Ancak savaş ve iç sorunlar ülkeyi sağ kesimin etkisi altına sokmuştu. 1948'de yürürlüğe giren "demokrasiyi savunma" adı altındaki kanun Şili Komünist Partisi'ni yasadışı ilan etti. Parti liderleri tutuklandı. 1950'lerden itibaren ABD ile ilişkiler sıklaştırıldı ve Şili'deki yatırımları artmaya başladı. Teknik ve akademik elemanların ABD'ye gönderilmesiyle iki ülke bağı güçlendirildi. 

Ekonomik gelişme ve kentleşme orta kesimin biraz daha durumunu düzeltmesine nazaran alt sınıfa yaramadı. Yoksullar daha da yoksullaştı. 1952 seçimlerinde birçok kesim tarafından desteklenen Carlos Ibáñez del Campo yönetime geldi, ancak onun reformları da yeterli başarıyı sağlayamadı. Aşırı ve merkez sağ partilerin yetersizliği ve oy kayıpları sosyalistlerin popülerliğini arttırdı. KP'ye yeniden yasallık kazandırıldı ve 1958'de toplam oyun yüzde 11.7'sini elde etti. 

1964'te sol tehlikesine karşı birleşen sağcı partiler Küba'ya bir alternatif yaratmayı deneyen ABD'nin de desteğini aldı ve Hristiyan Demokrat Parti adayı Eduardo Frei Montalva yüzde 56'lık bir oyla başkan seçildi. Frei "özgürlük içinde devrim" sloganıyla reformlara girişerek ithal ikameci sanayi modeline bir son vermeyi denedi ve özellikle toprak reformu sırasında sol partilerden büyük destek gördü ancak sanayinin gelişmesi için dış yatırımlara açılma politikası La Piranas (Pirana Balıkçıları) adı verilen güçlü bir sanayi ve finans burjuvazisinin meydana çıkmasına yol açtı. 

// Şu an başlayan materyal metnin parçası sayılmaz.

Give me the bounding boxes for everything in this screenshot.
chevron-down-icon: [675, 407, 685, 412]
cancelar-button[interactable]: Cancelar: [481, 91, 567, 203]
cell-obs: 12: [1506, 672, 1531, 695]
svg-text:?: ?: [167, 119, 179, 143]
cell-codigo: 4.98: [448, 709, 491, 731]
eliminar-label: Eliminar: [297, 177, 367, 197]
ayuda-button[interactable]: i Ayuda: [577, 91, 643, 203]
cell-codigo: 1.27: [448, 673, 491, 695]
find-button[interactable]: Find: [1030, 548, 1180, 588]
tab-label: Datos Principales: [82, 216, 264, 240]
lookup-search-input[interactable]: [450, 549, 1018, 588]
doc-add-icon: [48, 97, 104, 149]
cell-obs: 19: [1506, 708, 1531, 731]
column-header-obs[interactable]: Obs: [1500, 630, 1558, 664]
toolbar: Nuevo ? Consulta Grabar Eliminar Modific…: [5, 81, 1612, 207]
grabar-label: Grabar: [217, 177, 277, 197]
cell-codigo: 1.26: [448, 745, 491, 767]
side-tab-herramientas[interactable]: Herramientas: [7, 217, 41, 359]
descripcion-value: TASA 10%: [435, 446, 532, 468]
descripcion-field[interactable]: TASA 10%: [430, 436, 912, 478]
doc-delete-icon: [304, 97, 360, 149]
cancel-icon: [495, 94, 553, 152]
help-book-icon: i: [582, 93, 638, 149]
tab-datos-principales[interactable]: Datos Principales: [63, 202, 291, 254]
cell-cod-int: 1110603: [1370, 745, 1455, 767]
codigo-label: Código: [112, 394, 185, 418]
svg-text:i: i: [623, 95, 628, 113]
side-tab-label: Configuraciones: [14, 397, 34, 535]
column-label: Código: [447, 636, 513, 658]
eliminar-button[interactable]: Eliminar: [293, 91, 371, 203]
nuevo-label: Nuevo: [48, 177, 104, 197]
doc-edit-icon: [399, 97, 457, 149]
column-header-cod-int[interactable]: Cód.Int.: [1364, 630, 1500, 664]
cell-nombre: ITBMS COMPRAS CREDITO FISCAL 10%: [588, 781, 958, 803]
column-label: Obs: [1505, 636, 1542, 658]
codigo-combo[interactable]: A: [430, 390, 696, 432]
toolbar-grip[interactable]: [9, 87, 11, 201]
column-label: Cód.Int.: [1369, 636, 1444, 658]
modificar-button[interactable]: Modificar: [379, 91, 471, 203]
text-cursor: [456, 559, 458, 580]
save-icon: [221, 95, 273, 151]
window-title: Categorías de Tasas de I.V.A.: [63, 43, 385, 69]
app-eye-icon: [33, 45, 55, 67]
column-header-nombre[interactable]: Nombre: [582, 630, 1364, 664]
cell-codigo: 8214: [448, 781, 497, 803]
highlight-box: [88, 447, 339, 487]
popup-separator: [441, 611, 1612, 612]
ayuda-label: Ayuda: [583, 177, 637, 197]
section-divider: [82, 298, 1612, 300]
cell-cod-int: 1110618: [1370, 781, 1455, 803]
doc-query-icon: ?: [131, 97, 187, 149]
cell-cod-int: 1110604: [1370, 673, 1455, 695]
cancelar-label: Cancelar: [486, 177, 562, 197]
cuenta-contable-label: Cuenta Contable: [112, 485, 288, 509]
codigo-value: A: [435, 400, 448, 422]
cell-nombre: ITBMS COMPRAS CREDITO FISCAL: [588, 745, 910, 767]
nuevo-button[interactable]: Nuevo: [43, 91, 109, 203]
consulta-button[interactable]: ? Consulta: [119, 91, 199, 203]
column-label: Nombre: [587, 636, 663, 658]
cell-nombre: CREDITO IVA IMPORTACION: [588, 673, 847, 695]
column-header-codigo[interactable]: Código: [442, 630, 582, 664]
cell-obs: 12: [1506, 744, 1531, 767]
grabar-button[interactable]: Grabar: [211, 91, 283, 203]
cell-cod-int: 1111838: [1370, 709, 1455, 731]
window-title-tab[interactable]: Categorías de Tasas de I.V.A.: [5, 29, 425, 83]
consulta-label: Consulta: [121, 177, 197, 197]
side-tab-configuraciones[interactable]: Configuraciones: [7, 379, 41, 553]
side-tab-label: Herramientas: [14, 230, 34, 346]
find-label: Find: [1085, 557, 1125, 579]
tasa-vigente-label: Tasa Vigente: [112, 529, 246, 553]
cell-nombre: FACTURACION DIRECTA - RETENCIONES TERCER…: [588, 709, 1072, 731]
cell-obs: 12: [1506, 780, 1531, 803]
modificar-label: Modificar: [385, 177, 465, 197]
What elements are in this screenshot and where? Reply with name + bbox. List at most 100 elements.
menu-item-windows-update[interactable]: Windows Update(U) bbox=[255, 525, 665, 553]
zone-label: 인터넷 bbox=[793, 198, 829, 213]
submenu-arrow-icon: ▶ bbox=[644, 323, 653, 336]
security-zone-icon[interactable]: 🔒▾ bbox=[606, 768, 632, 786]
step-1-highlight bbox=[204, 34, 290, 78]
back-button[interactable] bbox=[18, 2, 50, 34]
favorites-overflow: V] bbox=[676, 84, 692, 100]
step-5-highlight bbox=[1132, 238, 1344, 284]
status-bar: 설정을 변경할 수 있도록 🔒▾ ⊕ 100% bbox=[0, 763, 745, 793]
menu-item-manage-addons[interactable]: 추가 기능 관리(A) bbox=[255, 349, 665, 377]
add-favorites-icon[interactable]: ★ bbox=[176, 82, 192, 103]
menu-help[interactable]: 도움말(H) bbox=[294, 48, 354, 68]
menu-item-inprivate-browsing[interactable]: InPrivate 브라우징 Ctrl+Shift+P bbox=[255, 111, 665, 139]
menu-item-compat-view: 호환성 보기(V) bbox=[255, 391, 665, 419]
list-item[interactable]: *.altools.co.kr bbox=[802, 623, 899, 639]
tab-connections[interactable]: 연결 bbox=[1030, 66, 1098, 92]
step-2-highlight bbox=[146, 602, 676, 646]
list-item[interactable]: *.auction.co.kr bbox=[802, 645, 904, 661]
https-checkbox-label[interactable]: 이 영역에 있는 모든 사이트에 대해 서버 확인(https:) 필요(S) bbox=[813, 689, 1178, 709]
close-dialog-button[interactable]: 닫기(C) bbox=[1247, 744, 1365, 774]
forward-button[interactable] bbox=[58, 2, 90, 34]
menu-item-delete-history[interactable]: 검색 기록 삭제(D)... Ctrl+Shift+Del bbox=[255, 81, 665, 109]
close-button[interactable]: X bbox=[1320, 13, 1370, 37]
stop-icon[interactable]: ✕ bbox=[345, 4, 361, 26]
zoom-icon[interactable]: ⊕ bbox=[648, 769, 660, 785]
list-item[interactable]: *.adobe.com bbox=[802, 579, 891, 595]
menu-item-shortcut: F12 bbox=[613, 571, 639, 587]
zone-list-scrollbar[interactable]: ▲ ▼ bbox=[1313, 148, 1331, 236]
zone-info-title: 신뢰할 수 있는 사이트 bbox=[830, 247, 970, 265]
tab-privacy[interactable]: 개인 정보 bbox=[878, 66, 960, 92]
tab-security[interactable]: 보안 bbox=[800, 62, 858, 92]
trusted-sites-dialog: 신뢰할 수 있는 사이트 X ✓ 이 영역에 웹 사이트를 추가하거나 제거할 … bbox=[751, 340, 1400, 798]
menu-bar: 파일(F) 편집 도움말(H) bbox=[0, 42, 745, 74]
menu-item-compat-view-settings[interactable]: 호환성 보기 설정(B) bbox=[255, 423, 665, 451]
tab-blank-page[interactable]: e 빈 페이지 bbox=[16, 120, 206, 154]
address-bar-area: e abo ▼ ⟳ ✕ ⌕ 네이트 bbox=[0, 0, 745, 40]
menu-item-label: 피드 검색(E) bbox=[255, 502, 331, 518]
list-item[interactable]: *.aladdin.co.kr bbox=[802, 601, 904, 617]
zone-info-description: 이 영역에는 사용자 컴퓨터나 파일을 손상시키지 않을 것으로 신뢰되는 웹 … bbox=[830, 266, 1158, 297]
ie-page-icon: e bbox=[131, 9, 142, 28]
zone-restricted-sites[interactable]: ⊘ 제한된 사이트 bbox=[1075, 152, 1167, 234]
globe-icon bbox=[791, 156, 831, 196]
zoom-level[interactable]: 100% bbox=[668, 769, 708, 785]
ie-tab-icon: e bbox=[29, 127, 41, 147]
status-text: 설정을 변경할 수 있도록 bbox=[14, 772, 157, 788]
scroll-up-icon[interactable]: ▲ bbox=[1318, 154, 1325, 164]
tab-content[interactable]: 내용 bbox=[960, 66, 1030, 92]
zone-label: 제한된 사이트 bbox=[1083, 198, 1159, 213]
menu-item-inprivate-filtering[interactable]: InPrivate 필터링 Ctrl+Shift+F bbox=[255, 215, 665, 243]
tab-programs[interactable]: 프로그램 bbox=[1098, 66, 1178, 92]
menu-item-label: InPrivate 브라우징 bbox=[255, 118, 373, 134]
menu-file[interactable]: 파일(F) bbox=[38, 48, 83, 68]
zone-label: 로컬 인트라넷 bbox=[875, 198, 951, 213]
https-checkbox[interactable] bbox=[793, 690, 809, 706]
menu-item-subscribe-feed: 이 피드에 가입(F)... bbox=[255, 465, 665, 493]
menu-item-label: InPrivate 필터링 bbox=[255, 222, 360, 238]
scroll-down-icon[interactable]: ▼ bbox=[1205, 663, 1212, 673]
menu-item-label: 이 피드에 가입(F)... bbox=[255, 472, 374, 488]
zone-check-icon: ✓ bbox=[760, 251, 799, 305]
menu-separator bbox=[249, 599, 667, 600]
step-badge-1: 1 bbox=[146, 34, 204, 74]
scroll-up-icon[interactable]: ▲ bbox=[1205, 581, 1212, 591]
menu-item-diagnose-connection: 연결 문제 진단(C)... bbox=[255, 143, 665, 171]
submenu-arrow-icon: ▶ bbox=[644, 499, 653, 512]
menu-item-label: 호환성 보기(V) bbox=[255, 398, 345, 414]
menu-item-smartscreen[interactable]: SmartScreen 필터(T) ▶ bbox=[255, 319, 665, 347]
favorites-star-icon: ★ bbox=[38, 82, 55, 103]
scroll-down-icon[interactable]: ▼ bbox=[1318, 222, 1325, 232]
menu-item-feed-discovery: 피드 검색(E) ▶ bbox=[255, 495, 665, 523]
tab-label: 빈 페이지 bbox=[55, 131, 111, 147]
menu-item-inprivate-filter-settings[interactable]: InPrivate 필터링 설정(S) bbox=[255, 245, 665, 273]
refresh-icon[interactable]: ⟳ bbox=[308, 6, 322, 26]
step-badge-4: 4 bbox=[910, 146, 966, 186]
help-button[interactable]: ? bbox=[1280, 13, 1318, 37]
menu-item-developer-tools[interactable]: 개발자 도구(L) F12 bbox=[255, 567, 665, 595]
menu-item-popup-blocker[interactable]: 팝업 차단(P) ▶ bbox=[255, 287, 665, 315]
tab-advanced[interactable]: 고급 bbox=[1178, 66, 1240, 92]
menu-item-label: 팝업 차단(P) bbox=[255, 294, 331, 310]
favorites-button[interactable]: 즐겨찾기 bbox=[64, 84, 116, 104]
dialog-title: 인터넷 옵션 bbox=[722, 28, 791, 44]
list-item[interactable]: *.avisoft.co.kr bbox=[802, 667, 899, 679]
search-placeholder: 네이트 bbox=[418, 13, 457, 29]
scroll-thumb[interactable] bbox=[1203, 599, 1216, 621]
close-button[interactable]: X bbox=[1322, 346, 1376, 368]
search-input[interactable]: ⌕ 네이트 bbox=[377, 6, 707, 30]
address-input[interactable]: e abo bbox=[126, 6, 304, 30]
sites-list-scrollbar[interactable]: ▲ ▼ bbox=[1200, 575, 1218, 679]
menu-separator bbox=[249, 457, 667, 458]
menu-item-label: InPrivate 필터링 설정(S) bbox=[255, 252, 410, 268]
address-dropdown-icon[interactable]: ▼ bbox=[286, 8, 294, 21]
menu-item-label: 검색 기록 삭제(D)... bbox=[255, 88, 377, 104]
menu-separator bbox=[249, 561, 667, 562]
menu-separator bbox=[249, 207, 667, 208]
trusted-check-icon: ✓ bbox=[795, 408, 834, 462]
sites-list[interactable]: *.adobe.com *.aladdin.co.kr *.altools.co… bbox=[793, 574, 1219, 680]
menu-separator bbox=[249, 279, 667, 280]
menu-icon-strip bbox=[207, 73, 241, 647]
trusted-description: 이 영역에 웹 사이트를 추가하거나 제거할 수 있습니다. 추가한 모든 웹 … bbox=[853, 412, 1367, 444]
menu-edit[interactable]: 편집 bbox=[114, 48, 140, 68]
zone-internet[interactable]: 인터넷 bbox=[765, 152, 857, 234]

Bu yeni zümrenin bir yandan tarım reformuna karşı olan oligarşiyle mücadelesi diğer yandan yönetimle ilişkilerindeki belirsizlik Unidad Popular'a iktidar kapısını araladı ve sol gelenek Şili'de kendi rönesansını yaşamaya başladı. 1964-70 arası dönemde daha da kronikleşen ülkedeki ekonomik buhran Frei karşısında daha tutarlı yeni bir seçenek güç ve program ortaya çıkarmıştı; Salvador Allende Gossens'in yeni Halk Birliği programı "Unidad Popular". 

Ve 1970 seçimleri sonunda Sosyalist, Komünist ve Radikal partilerden oluşan ve partilerinden ayrılan Hristiyan Demokratların da destek verdiği Allende başkanlığa geldi...

Varlıklı bir ailenin çocuğu olarak Şili'nin ilk Marksist başkanı olan Salvador Allende 20 Haziran 1908'de liman kenti Valparaiso'da dünyaya gelmişti. Annesi koyu bir Katolik babası ise özgürlük yanlısı bir avukattı. Dedesi ise daha o zaman Kızıl Allende lakabıyla biliniyordu. General Bernardo O'Higgins Riquelme yanında bağımsızlık mücadelesine katılmış laik bir doktordu ve parlamento üyeliği de yapmıştı. 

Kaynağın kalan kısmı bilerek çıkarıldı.